In the middle of all this darkness, what is there to enjoy? Plenty, some say. During tough times (and surely, our times must be the toughest the world has ever seen), we may turn to art. But only the kind that makes us feel good: life is uncomfortable enough as it is. In this context, having reservations about (let alone disliking) a work of art is basically a crime: telling people that the one thing that brings them joy is stupid, is a violent and cruel act. After all, what if this innocuous, life-affirming, feel-good art was more than just art, but something we could use: a source of hope, a reason to go on — a religion? Caspar Salmon writes about the phenomenon in his essay, identifying a desire to take refuge in the familiar and a lack of curiosity in a culture that encourages grown adults to fetishise Disney movies and other childish fare.

The idea of legitimising this obsession by labelling it a religion speaks of a generalised mood of complacency where, ultimately, all that matters is that the individual consumer feels good. So what if Disney refuses to take a stand on human rights its films purport to defend? So what if Marvel is just another weapon in the arsenal of the military industrial complex?
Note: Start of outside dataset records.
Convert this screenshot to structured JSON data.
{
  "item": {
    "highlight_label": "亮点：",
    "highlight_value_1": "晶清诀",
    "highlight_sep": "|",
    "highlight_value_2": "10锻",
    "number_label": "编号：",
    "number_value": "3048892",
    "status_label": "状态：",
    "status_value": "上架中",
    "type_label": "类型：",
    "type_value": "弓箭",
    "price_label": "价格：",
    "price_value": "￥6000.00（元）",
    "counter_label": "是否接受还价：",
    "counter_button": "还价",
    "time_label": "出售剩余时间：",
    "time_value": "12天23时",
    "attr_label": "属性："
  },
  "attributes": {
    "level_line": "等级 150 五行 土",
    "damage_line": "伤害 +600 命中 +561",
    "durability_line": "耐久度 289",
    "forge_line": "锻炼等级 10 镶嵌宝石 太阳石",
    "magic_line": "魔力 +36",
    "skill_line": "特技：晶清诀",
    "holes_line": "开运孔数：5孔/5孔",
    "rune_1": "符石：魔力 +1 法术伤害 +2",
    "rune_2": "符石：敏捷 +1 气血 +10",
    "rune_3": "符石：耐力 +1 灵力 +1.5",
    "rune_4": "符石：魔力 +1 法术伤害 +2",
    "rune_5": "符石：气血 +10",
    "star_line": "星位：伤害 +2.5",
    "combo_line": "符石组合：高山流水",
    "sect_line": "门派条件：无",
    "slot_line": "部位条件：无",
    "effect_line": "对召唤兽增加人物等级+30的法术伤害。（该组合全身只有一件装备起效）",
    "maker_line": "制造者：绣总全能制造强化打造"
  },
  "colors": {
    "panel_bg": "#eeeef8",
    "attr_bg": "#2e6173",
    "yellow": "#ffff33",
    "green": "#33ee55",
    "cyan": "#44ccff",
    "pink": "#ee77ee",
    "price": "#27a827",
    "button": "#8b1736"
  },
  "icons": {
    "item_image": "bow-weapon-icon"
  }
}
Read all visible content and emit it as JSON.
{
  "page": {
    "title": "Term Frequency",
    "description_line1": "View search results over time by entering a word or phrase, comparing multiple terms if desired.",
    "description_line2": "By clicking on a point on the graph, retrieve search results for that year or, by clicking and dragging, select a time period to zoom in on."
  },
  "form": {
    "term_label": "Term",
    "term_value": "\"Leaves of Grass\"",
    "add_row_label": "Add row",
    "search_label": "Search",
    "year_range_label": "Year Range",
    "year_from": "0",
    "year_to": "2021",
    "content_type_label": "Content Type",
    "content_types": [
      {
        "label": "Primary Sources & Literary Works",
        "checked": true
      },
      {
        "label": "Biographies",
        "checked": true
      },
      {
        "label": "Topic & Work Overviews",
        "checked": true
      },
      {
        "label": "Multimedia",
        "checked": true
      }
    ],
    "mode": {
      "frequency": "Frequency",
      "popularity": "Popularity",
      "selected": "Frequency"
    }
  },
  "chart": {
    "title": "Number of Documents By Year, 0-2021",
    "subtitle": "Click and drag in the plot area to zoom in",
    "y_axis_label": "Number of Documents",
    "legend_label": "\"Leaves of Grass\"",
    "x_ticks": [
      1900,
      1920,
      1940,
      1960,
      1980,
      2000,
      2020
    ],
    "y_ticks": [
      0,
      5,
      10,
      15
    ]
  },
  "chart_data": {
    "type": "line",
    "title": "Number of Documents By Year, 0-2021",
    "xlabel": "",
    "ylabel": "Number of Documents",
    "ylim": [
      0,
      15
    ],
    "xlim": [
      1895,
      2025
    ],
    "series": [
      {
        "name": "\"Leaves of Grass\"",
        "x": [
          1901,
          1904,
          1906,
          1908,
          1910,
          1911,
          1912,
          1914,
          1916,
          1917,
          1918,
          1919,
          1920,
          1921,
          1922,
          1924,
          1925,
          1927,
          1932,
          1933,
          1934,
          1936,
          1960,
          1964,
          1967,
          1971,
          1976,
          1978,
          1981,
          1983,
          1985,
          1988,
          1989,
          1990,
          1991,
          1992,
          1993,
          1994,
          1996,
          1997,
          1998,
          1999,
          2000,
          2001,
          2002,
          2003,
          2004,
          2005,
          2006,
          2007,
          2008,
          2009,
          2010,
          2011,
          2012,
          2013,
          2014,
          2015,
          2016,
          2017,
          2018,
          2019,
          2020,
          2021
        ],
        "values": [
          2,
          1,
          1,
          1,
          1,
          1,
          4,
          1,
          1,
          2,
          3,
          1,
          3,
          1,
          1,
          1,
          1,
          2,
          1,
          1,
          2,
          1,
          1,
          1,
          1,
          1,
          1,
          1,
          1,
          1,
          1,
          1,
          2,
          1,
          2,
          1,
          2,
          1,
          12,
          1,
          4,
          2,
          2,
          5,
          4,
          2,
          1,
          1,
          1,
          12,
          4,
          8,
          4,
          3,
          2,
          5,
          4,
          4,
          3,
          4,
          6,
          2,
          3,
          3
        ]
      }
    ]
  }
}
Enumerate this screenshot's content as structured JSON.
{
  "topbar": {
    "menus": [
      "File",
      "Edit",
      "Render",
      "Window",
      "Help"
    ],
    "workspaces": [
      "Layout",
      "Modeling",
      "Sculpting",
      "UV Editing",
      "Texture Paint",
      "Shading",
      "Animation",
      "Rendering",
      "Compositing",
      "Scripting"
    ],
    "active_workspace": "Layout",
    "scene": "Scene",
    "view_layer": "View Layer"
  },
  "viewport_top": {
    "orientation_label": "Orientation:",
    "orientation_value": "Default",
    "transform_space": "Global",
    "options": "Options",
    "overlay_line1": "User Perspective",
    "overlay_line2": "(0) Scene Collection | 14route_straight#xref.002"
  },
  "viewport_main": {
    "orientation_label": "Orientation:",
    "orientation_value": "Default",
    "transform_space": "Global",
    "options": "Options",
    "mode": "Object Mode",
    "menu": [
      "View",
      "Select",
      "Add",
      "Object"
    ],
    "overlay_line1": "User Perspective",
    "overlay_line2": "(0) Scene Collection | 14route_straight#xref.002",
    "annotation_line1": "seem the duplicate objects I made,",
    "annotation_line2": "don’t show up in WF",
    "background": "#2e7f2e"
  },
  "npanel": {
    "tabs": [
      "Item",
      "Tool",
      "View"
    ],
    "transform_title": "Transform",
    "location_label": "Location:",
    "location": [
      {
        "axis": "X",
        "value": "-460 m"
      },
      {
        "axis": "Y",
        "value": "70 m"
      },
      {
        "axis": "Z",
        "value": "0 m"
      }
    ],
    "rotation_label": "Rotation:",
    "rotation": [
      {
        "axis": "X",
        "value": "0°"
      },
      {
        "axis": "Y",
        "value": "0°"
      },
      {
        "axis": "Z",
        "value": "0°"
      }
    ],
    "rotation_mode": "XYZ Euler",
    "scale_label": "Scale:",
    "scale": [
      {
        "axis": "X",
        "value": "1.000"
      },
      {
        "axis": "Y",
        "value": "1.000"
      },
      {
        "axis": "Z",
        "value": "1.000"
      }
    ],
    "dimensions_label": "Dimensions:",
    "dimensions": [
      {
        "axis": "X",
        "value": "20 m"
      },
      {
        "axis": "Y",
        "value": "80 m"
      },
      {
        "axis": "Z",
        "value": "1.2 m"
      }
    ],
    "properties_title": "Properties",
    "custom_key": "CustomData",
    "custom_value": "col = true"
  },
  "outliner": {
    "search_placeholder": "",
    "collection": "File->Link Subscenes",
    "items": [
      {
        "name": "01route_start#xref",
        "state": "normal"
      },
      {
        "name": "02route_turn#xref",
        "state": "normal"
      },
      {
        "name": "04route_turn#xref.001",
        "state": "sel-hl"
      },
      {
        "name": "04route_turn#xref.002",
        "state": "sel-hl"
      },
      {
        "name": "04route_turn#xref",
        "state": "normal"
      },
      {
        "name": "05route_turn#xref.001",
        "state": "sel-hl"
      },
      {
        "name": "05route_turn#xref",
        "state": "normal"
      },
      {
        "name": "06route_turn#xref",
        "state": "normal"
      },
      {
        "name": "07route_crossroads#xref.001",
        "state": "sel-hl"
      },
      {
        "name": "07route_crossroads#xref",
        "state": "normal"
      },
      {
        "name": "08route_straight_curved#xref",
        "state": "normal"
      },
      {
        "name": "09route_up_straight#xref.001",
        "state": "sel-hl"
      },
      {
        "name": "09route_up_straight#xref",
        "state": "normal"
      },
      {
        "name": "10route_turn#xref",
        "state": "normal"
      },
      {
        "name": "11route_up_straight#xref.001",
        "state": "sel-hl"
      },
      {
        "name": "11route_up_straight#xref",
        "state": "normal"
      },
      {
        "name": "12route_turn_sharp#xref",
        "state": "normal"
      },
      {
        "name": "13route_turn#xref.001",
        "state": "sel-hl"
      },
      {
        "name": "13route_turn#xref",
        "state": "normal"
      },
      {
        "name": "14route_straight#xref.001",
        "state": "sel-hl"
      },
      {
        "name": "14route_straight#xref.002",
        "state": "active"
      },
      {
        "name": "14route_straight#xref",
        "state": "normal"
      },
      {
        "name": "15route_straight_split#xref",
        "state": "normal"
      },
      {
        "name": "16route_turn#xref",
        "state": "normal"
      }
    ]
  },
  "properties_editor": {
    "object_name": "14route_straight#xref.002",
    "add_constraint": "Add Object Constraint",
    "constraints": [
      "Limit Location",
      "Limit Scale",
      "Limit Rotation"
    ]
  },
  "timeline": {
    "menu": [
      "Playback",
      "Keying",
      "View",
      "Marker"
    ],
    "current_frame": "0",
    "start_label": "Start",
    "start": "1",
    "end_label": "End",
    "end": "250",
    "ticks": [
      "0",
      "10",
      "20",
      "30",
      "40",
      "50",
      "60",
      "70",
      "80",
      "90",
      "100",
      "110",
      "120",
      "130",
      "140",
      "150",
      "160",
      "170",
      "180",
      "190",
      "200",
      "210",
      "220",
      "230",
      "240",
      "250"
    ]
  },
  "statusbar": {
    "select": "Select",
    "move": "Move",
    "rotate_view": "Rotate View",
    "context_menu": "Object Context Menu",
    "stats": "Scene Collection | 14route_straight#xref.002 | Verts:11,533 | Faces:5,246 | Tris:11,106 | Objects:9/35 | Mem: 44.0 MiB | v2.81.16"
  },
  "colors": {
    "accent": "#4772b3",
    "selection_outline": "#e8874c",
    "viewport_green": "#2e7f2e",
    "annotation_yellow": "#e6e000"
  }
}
The viewer is powerless when it comes to such social ills; but, of course, they can claim the power to consume crap anytime.

Marketed as a takedown of classism, selfishness and middle-class hypocrisy, the British cringe comedy All My Friends Hate Me is only ever a bleak joke at the expense of the one character within the film to have any awareness of his position in society, a basic sense of self-respect, or a desire to change, writes Fedor Tot. The character’s discomfort ultimately dissolves, as if to assuage the viewer, too, of any feelings of guilt.

What so troubles the protagonist from All My Friends Hate Me is our century’s mal du siècle: it can be hard to tell the difference between blissful apathy and the satisfaction of having contributed something to the fight for a better world. Taking his cue from an essay I wrote in the first issue of 2022, Daniel Bird returns with a powerful look at the prism of representation in cinema, an approach that has many undeniable positive uses, but one which is also taken advantage of by parties interested in appearing progressive when they are anything but. It can seem difficult to escape the limitations of this now firmly ingrained conception of the relationship between cinema and ourselves, but in looking back at the history of film criticism and film theory, Bird’s essay reminds us that this dominant vision once was but one of several ways in which cinema could be understood to relate to us and the world.

Two interviews with directors who offer possible ways out of this conundrum conclude the issue. Although I wrote in April about Antoneta Alamat Kusijanović’s Murina as a film that captures the extremely specific experience of being brought up by parents born in the former Yugoslavia, I was curious to know what other viewers might make of it. After finally seeing the film on the big screen, I suspected that I wasn’t touched by it just because I could “relate” to its protagonist. In our interview, Kusijanović talks of people from all around the world writing to her about how precisely the film has captured an aspect of their lives, a long way from Croatia. Beyond representation, there are simply “universal emotions that exist in every culture,” and which a good filmmaker can bring to the fore.

Meanwhile Godland, from Icelandic director Hlynur Pálmason, questions the very place of man in the order of the universe, and in time itself. Mark Asch’s interview with Hlynur reveals a filmmaker who uses cinema to access another temporality, both through his general art practice and within the resulting film itself. His journey to making Godland, like that of the film’s protagonist as he travels across Iceland, was arduous. The director did not take the easy way out. As we watch this long, slow film, we come to feel and understand the value in that.